I ran the “find dead bookmarks” command in Spillo this morning and got about 100. Some of those are entire sites going offline, including ones active fairly recently, one deleted despite posting a searing set of essays last May. One is a site that I knew had stopped publishing, after several years of great articles and interviews, but has now vanished from the web. (Thankfully I still have a cached copy; Pinboard’s archiving feature is absolutely worth paying for.)
One site, of an economics thinktank, fairly recently redesigned its site and its URL structure. It would have been a simple job to redirect the URLS, as the page portion of the URL remained the same, but instead they were left broken.
It was an interesting experience, rediscovering some interesting links from my 10 years of bookmarking (of varying intensity over that period). It was interesting also to see who was still around and who had gone, and who had decided to delete parts of their output.

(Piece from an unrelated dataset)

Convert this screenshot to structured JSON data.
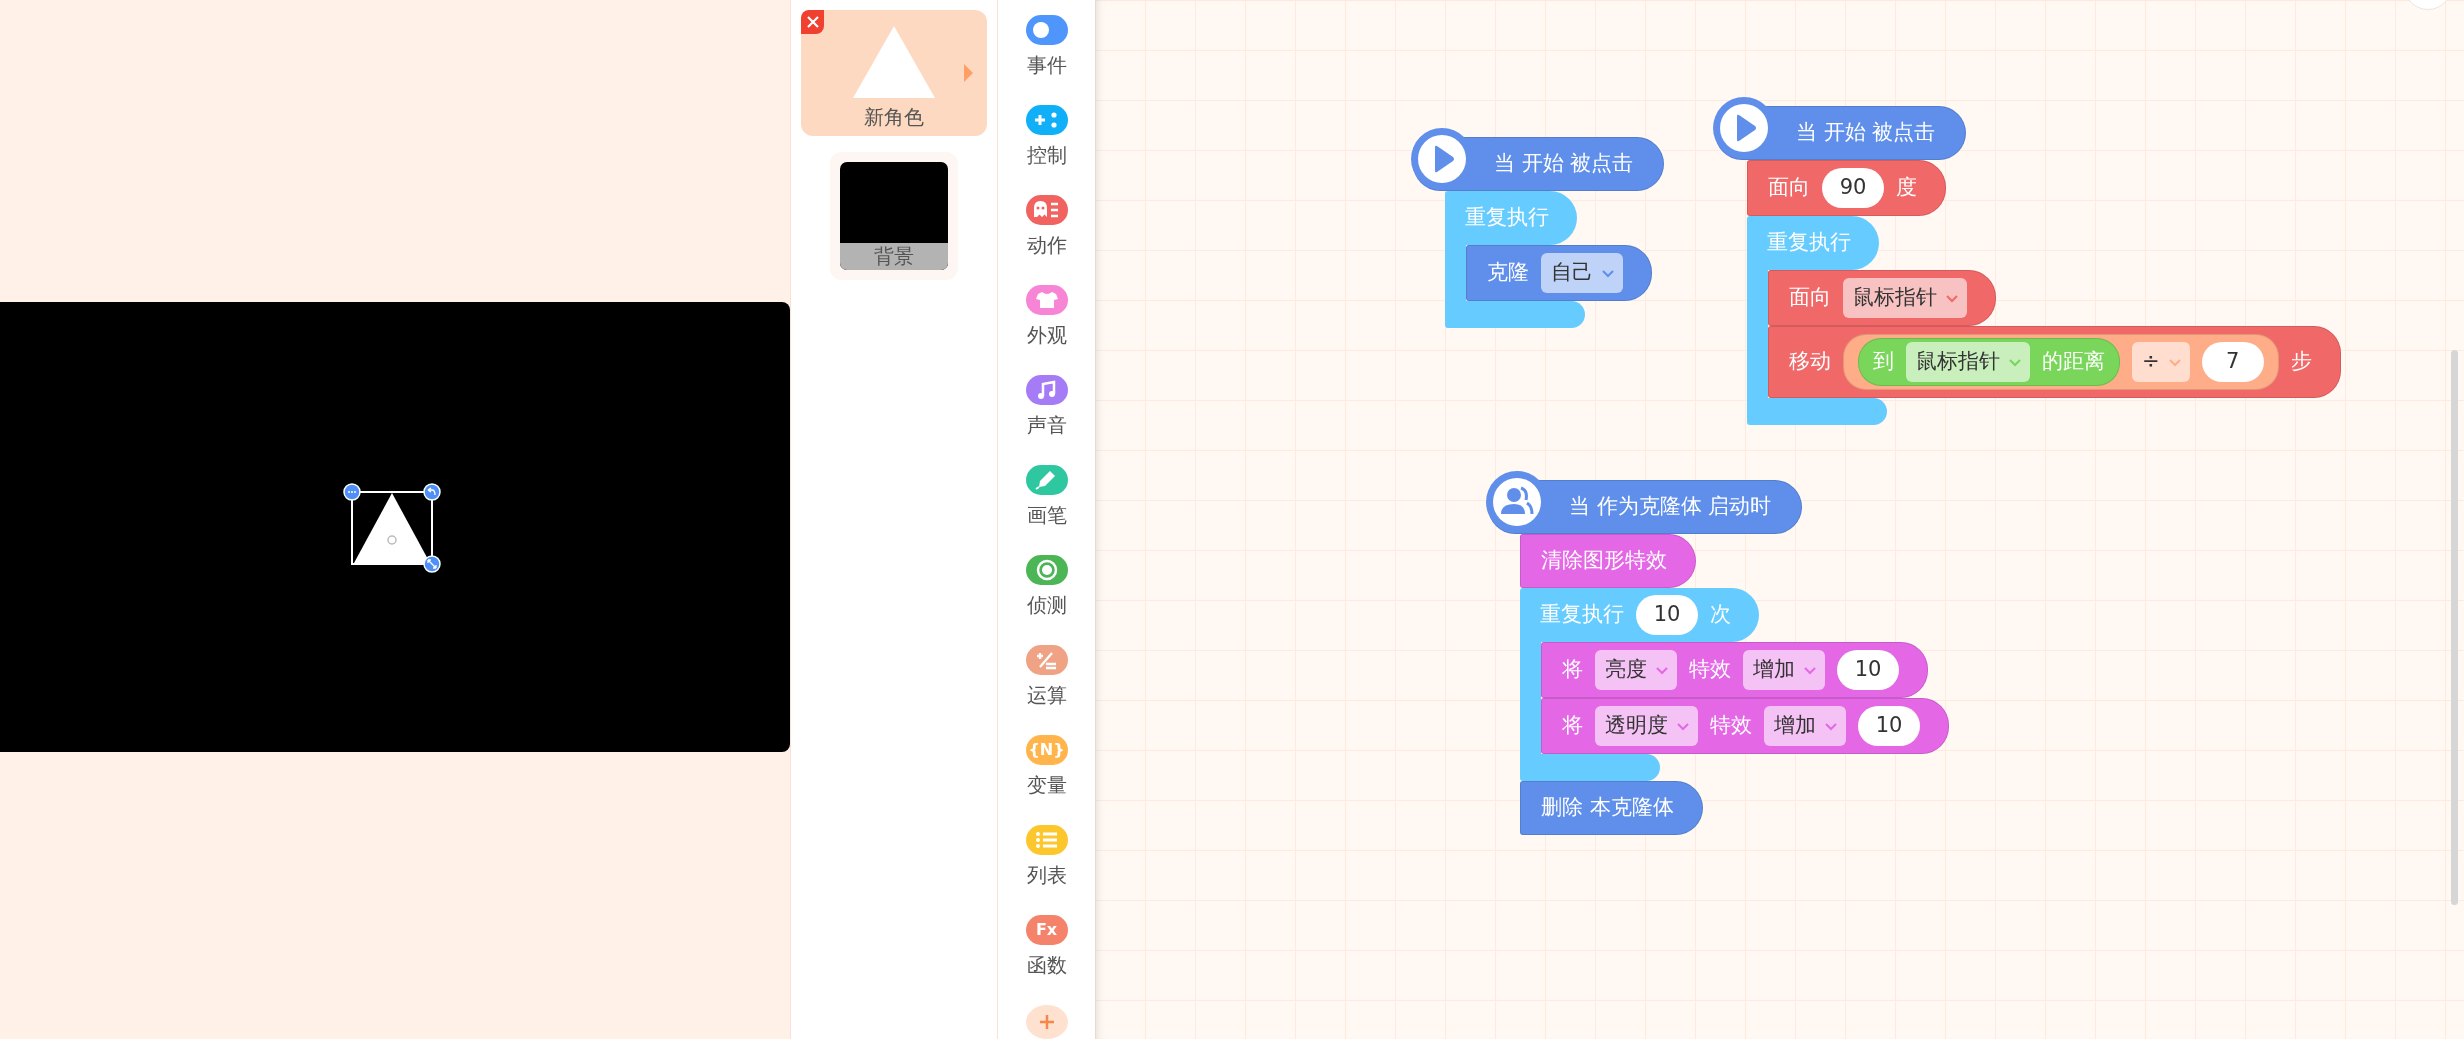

When I moved this site off Tumblr in autumn 2015, and made it static, I redirected the URLs of the 50 posts I wanted to keep (since I don’t write much, this is about 50% of the current total; I didn’t republish some that I was particularly embarrassed by or were at that point entirely out of date and irrelevant). This couldn’t be done algorithmically, as I had to map an opaque number to a more traditional date-title URL, rather than just chopping out or rewriting part of the URL. It surprises me that people who otherwise take care over their website don’t do this. (After all, Cool URIs don’t change.)
And for those that have gone away, they’d put real time and effort into that writing, and now it’s entirely gone, except for wherever it’s cached online. Obviously people have reasons for pulling articles from the web, beyond simply not caring anymore. But for those that have simply stopped… does that work need to come down? I switched this site over to Hugo recently, which wasn’t a huge job (sorry if you saw items repeat in the RSS feed). Still a technical task, true, but we’re at a point now where creating a static version of a site that you can just throw up somewhere like S3 or GitHub is well within the capabilities of someone who’s already bought a domain and set up Wordpress with a custom theme.
It’s just sad to see people’s hard work vanish like this.